Last year’s catastrophic announcement for OPL seemed to be the beginning of the end for a region hemorrhaging players to more popular leagues, but this new development seems to be the saving grace for Oceanic LoL and their followers. The competition is set to debut on February 23, where the competition will expand over 19 game days. Legacy organizations from the region such as Dire Wolves, Legacy, and Mammoth Esports will all be competing at the tournament this month.
Raise your Koalas: The return of Oceanic LoL
In this week’s announcement, Dave Harris (managing director at Guinevere Capital) made elated comments over the work it took to get the LCO league idea off the ground. Harris thanked the ‘players, teams, brands and fans’ who came together to ensure the Oceanic region has their most competitive year of LoL yet, and they may actually achieve that goal with the product they have in place.
The main issue with OPL’s previous format was that it was a Riot run entity that never really felt the need to expand or push reach in order to further establish themselves with that audience. However, with the backing they have now, there are plenty of people like Peter Du (LCO Manager, Senior Project Manager at ESL Australia) who work in positions of power that can facilitate the league to grow bigger than it’s ever been.
A senior manager like Du understands the importance of potential, and the Oceanic region has been a breeding ground for cheap and effective talent in multiple regions, and they want to continue putting resources into those strengths going forward.
For starters, the ESL Esports studios in Sydney will be the venue for all in-house competitive action, which is a bold step considering much bigger leagues have been attempting to save on costs during covid stricken eras of competition. The ESL announcement also mentioned the return of old faces and an implementation of new talent on the broadcasting side of things within the LCO.

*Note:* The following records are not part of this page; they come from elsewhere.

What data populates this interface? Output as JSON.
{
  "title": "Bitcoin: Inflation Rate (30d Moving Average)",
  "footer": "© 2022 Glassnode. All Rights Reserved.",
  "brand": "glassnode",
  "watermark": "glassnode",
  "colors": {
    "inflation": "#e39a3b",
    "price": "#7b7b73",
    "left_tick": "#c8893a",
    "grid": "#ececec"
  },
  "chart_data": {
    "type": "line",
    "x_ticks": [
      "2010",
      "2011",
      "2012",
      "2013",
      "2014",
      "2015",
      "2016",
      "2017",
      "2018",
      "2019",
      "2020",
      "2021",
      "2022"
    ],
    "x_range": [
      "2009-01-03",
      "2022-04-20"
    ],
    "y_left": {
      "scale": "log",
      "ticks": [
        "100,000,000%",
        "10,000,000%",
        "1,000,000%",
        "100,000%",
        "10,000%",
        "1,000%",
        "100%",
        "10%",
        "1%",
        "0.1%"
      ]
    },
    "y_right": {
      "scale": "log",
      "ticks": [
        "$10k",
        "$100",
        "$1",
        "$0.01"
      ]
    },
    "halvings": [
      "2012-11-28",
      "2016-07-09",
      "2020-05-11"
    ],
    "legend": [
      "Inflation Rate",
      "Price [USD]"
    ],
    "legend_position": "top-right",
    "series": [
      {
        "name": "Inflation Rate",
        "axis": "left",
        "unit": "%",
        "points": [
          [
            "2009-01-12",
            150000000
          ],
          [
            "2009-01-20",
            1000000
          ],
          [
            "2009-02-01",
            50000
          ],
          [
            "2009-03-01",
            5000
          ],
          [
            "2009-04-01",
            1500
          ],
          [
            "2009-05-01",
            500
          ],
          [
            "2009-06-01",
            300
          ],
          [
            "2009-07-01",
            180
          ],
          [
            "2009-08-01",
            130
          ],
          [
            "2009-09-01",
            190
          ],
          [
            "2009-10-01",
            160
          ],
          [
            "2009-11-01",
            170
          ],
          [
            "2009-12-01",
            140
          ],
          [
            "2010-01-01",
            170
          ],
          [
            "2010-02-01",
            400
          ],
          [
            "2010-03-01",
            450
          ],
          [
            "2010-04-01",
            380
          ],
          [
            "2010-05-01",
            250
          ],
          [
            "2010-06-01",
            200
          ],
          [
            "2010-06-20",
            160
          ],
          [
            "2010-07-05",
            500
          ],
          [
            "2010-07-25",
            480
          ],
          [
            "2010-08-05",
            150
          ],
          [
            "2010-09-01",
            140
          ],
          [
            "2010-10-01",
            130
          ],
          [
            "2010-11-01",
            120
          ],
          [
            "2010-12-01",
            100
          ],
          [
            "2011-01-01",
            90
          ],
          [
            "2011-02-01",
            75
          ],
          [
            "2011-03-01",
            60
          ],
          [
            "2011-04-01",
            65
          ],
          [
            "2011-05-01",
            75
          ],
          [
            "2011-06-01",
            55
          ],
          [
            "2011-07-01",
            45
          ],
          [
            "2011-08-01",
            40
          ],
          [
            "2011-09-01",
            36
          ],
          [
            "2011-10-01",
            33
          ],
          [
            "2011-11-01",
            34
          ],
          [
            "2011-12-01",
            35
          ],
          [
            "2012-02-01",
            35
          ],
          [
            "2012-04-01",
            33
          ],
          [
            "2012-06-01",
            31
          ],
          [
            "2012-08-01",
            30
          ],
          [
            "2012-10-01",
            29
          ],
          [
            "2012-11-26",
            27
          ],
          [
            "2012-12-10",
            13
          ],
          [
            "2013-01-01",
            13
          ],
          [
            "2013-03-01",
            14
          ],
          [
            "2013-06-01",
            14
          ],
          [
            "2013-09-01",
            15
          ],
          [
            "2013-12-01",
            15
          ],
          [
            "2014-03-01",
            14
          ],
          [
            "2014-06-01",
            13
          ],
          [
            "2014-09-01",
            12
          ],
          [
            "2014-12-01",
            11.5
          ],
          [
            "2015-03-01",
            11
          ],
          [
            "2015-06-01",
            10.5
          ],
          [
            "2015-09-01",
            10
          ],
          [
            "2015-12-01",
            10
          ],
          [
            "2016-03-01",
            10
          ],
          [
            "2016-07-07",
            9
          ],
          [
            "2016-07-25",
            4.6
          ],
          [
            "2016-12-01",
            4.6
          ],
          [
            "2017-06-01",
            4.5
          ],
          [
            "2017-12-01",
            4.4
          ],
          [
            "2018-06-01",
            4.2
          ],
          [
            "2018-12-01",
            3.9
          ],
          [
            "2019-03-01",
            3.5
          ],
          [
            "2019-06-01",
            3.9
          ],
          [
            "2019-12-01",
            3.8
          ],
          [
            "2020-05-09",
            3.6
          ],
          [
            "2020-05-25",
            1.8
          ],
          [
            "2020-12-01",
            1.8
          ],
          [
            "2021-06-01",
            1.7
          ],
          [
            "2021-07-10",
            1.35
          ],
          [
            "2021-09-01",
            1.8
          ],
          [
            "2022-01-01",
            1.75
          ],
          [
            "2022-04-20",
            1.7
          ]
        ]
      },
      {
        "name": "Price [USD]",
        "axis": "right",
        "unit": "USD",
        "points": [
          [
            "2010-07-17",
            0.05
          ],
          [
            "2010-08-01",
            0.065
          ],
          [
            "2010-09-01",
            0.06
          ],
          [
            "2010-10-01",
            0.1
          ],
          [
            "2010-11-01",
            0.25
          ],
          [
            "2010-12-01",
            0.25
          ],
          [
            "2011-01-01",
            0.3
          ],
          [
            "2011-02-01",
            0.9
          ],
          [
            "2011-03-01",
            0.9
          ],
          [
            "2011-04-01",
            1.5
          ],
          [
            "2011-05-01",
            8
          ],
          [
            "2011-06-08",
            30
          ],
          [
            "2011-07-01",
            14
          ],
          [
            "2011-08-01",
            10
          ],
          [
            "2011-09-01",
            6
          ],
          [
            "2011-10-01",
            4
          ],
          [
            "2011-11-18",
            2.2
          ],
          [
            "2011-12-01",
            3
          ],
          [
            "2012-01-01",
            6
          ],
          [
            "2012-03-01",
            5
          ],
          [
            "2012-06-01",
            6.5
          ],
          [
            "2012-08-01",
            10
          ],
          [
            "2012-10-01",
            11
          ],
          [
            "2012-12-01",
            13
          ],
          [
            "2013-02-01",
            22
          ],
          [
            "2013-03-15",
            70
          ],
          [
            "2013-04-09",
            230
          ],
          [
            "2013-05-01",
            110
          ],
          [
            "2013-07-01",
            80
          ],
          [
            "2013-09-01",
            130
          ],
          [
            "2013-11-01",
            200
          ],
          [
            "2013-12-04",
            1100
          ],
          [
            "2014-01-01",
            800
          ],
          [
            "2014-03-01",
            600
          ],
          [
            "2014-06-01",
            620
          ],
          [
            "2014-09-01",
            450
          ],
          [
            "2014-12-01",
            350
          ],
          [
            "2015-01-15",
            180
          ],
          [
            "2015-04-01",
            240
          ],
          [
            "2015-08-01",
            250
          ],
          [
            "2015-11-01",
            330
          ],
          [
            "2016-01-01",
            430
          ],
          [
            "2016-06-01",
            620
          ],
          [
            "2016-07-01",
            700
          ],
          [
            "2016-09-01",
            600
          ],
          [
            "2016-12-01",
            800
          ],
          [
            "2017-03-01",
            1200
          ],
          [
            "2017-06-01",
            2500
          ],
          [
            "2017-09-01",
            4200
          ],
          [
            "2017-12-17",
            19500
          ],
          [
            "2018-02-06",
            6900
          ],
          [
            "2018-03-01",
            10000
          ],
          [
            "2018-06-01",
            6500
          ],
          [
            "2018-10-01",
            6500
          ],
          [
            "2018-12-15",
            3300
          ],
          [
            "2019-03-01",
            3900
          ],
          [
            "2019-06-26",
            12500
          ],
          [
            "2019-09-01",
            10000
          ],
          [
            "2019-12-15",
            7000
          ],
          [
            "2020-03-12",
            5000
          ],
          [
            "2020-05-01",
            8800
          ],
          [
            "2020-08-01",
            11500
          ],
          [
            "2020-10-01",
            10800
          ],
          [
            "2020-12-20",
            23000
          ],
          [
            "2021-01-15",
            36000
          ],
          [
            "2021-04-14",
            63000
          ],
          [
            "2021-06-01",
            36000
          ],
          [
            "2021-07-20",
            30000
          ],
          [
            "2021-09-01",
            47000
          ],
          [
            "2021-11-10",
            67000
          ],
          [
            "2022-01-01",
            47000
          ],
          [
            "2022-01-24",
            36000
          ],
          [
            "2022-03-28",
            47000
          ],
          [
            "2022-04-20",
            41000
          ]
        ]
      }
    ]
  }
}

While Riot almost killed the region and clipped their wings right at the end of 2020, the Oceanic regions feverish push for stable competition in the region kept their hopes alive, and with this new team structure and financial backing, the OCE region is in the best possible position they could be for future growth as long as fans continue supporting loyally the way they have.
A region on the rise
Players like FBI, Lost, Shernfire and Raes have all made the jump across the pond to the LCS from the old Oceanic Pro League (OPL) since the growth of competition started in the region. With this new look LCO, the fostering of talent can hopefully continue while endemic Australian players participate in a league where they can practice and develop their talents.
This announcement is a huge boost in the Oceanic sails as the winner of the LCO Spring Split gets direct qualification into MSI. The region finally has a return to pro league competition now that League of Legends Circuit Oceania is back. Now, the Australian scene can get back to developing home-grown talent and competing in international competitions without setbacks like before.